A variety of organoid culture systems have been established and proven their utility as models for development and disease. “As almost any human/murine organ could be grown as an organoid, we were wondering to what extent these principles could be applied to other animal species,” says Jens Puschhof, a graduate student in Hans Clevers’s lab at the Hubrecht Institute in the Netherlands. The snake venom gland was appealing because “it has a very clear function — the production of toxins — which is easy to be assessed in vitro says Puschhof.

Section through a snake venom gland organoid. Reproduced with permission from Post, Y. et al. Cell 180, 233–247 (2020), Elsevier.

Puschhof teamed up with fellow graduate students Joep Beumer and Yorick Post, who came up with the idea of trying to establish organoids from snake venom glands. The trio were able to obtain venom gland organoids from nine different snake species. While they sourced some live species from local breeders, other species were less readily available. Puschhof says that “on rare occasions, we received a call from the collaborating reptile zoo when a snake had passed away. On these days, we rushed into the car and drove to the zoo to obtain tissue.” Puschhof found it a lot of fun to research the obtained species and to discuss its characteristics with other lab members after returning in the ‘snake tissue taxi’.

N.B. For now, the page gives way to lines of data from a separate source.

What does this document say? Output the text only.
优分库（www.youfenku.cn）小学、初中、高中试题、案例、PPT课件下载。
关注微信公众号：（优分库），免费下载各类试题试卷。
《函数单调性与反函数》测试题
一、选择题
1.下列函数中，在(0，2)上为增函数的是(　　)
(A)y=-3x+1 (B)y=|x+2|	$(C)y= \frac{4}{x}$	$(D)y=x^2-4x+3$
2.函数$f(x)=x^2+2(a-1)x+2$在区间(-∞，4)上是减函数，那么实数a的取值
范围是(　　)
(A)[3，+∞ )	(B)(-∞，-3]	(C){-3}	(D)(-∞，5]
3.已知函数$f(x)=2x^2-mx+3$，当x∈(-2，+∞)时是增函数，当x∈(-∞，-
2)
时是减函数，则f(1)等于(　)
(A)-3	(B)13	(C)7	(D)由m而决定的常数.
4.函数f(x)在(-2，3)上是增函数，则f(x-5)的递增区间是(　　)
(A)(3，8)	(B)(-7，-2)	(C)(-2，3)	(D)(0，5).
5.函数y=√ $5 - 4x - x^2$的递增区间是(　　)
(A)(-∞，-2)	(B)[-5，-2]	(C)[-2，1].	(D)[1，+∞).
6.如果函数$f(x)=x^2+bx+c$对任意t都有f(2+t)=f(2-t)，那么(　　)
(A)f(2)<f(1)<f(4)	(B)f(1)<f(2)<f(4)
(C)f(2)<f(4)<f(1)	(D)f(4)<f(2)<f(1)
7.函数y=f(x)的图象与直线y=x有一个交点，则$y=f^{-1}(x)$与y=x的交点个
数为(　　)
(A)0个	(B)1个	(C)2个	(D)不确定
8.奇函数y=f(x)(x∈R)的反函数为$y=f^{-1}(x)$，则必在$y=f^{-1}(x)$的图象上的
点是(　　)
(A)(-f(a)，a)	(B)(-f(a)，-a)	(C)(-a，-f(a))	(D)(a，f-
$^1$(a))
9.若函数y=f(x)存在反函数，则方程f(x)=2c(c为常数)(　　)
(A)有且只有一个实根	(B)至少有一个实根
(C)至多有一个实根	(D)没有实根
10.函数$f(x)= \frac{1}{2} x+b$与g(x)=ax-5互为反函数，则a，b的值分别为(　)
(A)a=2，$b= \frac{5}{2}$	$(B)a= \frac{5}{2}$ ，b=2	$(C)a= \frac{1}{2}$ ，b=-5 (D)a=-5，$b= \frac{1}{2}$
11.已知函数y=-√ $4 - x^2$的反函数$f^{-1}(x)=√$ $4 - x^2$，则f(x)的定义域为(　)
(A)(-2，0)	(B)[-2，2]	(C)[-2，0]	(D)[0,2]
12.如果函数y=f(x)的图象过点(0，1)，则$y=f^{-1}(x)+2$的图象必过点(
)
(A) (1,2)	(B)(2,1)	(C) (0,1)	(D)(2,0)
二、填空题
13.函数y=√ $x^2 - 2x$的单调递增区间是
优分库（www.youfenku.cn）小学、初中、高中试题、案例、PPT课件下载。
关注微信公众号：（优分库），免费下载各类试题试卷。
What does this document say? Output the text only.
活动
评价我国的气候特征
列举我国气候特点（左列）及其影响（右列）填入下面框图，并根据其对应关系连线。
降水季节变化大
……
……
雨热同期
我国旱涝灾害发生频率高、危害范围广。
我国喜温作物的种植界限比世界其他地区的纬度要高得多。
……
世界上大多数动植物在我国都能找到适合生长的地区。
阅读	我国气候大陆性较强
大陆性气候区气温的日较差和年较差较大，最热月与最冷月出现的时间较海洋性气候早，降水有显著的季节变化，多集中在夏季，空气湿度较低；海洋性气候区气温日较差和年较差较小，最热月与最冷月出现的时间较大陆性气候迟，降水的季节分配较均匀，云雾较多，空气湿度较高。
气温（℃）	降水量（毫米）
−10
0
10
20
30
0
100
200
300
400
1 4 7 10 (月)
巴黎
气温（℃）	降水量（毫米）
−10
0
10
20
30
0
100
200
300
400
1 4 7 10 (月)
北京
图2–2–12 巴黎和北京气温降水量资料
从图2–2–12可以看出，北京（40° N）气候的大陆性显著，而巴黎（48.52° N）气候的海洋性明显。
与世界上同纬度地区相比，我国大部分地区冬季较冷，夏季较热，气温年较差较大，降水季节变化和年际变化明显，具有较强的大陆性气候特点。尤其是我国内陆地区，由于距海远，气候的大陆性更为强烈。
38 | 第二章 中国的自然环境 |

To generate venom gland organoids, the researchers dissociated the cells of snake venom glands and embedded the material into basement membrane extract. “It took some optimization to arrive at the final media recipe,” says Puschhof, but organoids could be grown and expanded using essentially the same cocktail used for expanding mammalian epithelial organoids, with the difference that snake organoids need to be kept at 32 °C.

While the expansion medium supports propagation of the organoids, their differentiation into venom-producing organoids requires a change in media composition. Withdrawal of most of the growth factors leads to less proliferation, and the organoids are then composed of polarized cells that secrete functional toxins. To characterize toxin expression, the researchers assembled the transcriptome of one snake species de novo. Toxins dominated the gene expression profile of the venom gland organoids. In follow-up experiments, the researchers identified known as well as previously uncharacterized toxins with species-specific differences.

Having access to venom gland organoids allows the assessment of cell heterogeneity in the underlying tissue, using single-cell RNA-seq. “We find that different populations of venom gland cells produce specific sets of toxins, rather than one cell type making all venom factors,” says Puschhof.

As their organoids produce functional toxins, Puschhof says that “this may help both in venom-based drug development and the generation of next-generation antivenoms.” He says that they plan to set up a “living biobank” by growing organoids from 50 venomous animal species to better understand venom production and that “we are exploring the possibilities to grow organoids from various other species, to learn both about their biology and the boundaries of adult stem cells.”